Ex-Schiedsrichter Herbert Fandel spricht in Klausen über richtige und falsche Entscheidungen

Klausen · Kaum jemand steht bei Entscheidungen derart unter Druck wie Fußball-Schiedsrichter. Herbert Fandel hat bei seinem Benefizvortrag zugunsten des Kulturprogramms in der Wallfahrtskirche Klausen über seine Erfahrungen mit richtigen, aber auch falschen Entscheidungen als Bundesliga-Referee gesprochen.

 Schöpft aus seinem reichen Erfahrungsschatz: Herbert Fandel spricht in Klausen von Entscheidungen unter Druck. TV-Foto: Holger Teusch

Schöpft aus seinem reichen Erfahrungsschatz: Herbert Fandel spricht in Klausen von Entscheidungen unter Druck. TV-Foto: Holger Teusch

Foto: Holger Teusch (teu) ("TV-Upload Teusch"

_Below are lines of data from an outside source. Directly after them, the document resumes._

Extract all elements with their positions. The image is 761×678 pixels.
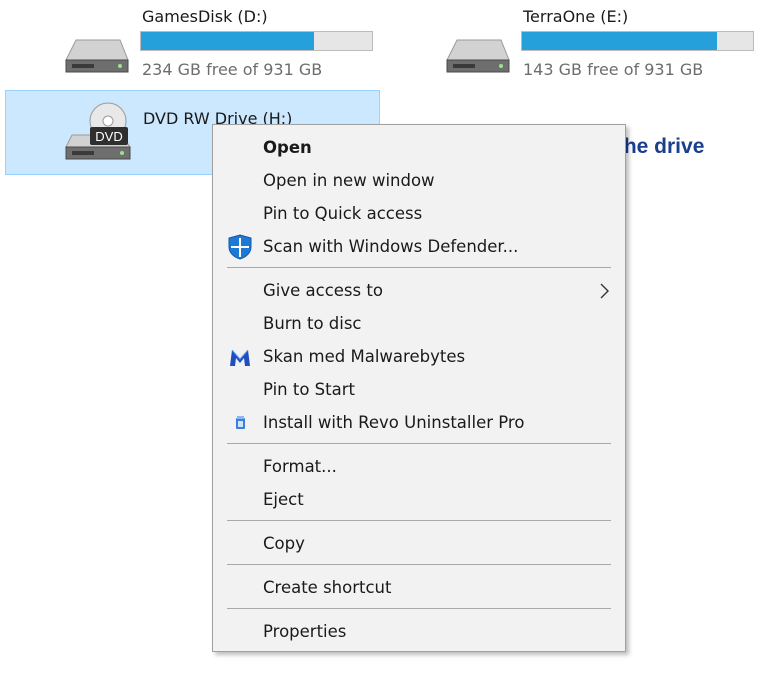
windows-defender-shield-icon <box>228 234 252 260</box>
menu-item-eject[interactable]: Eject <box>213 483 625 516</box>
capacity-bar <box>140 31 373 51</box>
dvd-drive-icon: DVD <box>65 102 131 160</box>
menu-item-label: Open in new window <box>263 171 435 190</box>
drive-tile-e[interactable]: TerraOne (E:) 143 GB free of 931 GB <box>381 0 761 88</box>
drive-name: TerraOne (E:) <box>523 7 629 26</box>
menu-separator <box>227 267 611 268</box>
menu-separator <box>227 443 611 444</box>
menu-item-copy[interactable]: Copy <box>213 527 625 560</box>
menu-separator <box>227 608 611 609</box>
menu-item-label: Pin to Quick access <box>263 204 423 223</box>
menu-item-open-new-window[interactable]: Open in new window <box>213 164 625 197</box>
menu-item-create-shortcut[interactable]: Create shortcut <box>213 571 625 604</box>
capacity-bar-fill <box>141 32 315 50</box>
menu-item-format[interactable]: Format... <box>213 450 625 483</box>
context-menu: Open Open in new window Pin to Quick acc… <box>212 124 626 652</box>
menu-item-label: Pin to Start <box>263 380 355 399</box>
capacity-bar <box>521 31 754 51</box>
capacity-bar-fill <box>522 32 718 50</box>
malwarebytes-icon <box>230 349 250 366</box>
hard-drive-icon <box>446 39 510 73</box>
menu-item-label: Install with Revo Uninstaller Pro <box>263 413 525 432</box>
menu-item-install-revo[interactable]: Install with Revo Uninstaller Pro <box>213 406 625 439</box>
dvd-badge-text: DVD <box>95 129 122 144</box>
chevron-right-icon <box>600 283 609 299</box>
menu-item-label: Scan with Windows Defender... <box>263 237 519 256</box>
menu-item-label: Create shortcut <box>263 578 392 597</box>
menu-item-burn-to-disc[interactable]: Burn to disc <box>213 307 625 340</box>
menu-item-properties[interactable]: Properties <box>213 615 625 648</box>
menu-item-label: Give access to <box>263 281 383 300</box>
menu-item-pin-to-start[interactable]: Pin to Start <box>213 373 625 406</box>
menu-item-label: Burn to disc <box>263 314 362 333</box>
free-space-text: 143 GB free of 931 GB <box>523 60 704 79</box>
menu-item-label: Copy <box>263 534 305 553</box>
menu-item-open[interactable]: Open <box>213 131 625 164</box>
menu-item-scan-defender[interactable]: Scan with Windows Defender... <box>213 230 625 263</box>
menu-item-label: Skan med Malwarebytes <box>263 347 466 366</box>
menu-separator <box>227 564 611 565</box>
menu-item-give-access[interactable]: Give access to <box>213 274 625 307</box>
menu-separator <box>227 520 611 521</box>
drive-name: GamesDisk (D:) <box>142 7 268 26</box>
menu-item-label: Eject <box>263 490 304 509</box>
menu-item-scan-malwarebytes[interactable]: Skan med Malwarebytes <box>213 340 625 373</box>
drive-tile-d[interactable]: GamesDisk (D:) 234 GB free of 931 GB <box>0 0 380 88</box>
revo-uninstaller-icon <box>236 416 245 429</box>
menu-item-label: Format... <box>263 457 337 476</box>
menu-item-pin-quick-access[interactable]: Pin to Quick access <box>213 197 625 230</box>
menu-item-label: Open <box>263 138 312 157</box>
hard-drive-icon <box>65 39 129 73</box>
free-space-text: 234 GB free of 931 GB <box>142 60 323 79</box>
menu-item-label: Properties <box>263 622 347 641</box>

Klausen. "Man kann es kaum fassen, welche Blüten der Fußball treibt", sagte Herbert Fandel. "Jetzt spricht ein Schiedsrichter schon in der Kirche." Vordergründig auf den Fußball beschränkte sich der Vize-Weltschiedsrichter von 2008 bei seinem Vortrag "Sichere Entscheidungen unter Druck - Wege zum Erfolg": "Ich rede nur von der Schiedsrichterei!" Aber rund 120 Zuhörer merkten: Fandels Erfahrungen lassen sich auch auf den Alltag übertragen.
Doch die meisten Menschen haben einen Vorteil: Zeit. "Ein Schiedsrichter kann nichts vertagen. Ich kann nicht sagen: Herr Ronaldo rufen Sie mich morgen Vormittag noch mal an", erklärte der Kyllburger den Unterschied so humorig, wie er seinen rund eineinhalbstündiger Vortrag gestaltete.

Dabei ging es um ein ernstes Thema. "Wir alle sind Entscheider", sagte Fandel: Bundesliga-Schiedsrichter vor einem Millionenpublikum als einzige Amateure in einem Millionenspiel genauso wie jeder Einzelne in seinem Alltag. Gute, richtige Entscheidungen und Erfolg fußen nach Fandels Überzeugung auf vier Säulen: Kompetenz, die man sich erarbeiten kann, Erfahrungen, besonders auch negative, aus denen man lernen muss, eine starke Persönlichkeit und Akzeptanz.

Ein Fußball-Schiedsrichter muss von den Spielern, die Fandel auch Mitarbeiter nennt, als Chef anerkannt werden. "Das sieht man in den Augen", erklärt er. Als einen entscheidenden Moment seiner Karriere nannte Fandel eine Fehlentscheidung: "Ich habe eine Rote Karte aufgrund einer Fata Morgana gegeben." Im Münchener Stadtderby Bayern gegen 1860 schickte Fandel Hasan Salihamidzic wegen Nachtretens vom Platz. Doch wie Fernsehaufnahmen ihm unmittelbar nach dem Spiel in der Kabine zeigten, hatte der Sportler aus Bosnien-Herzegowina seinen Mitspieler nicht berührt. "Eine katastrophale Fehlentscheidung. Ein Geistesblitz bewahrte mich davor, mich zu verdrücken", erzählt Fandel. Er trat vor die Journalisten und gab vor einem Millionen-Fernsehpublikum zu: "Ich habe mich geirrt." Danach habe man ihm eine gute Heimfahrt gewünscht. Das erste und einzige Mal in seiner Karriere. "Sonst heißt es: Schiri, wir wissen, wo dein Auto steht." Der Sprung über den eigenen Eitelkeitsschatten habe ihn bereit gemacht, jedes Spiel der Welt zu pfeifen. "Nur deshalb war ich bereit, das Champions-League-Finale anzunehmen", sagte Fandel.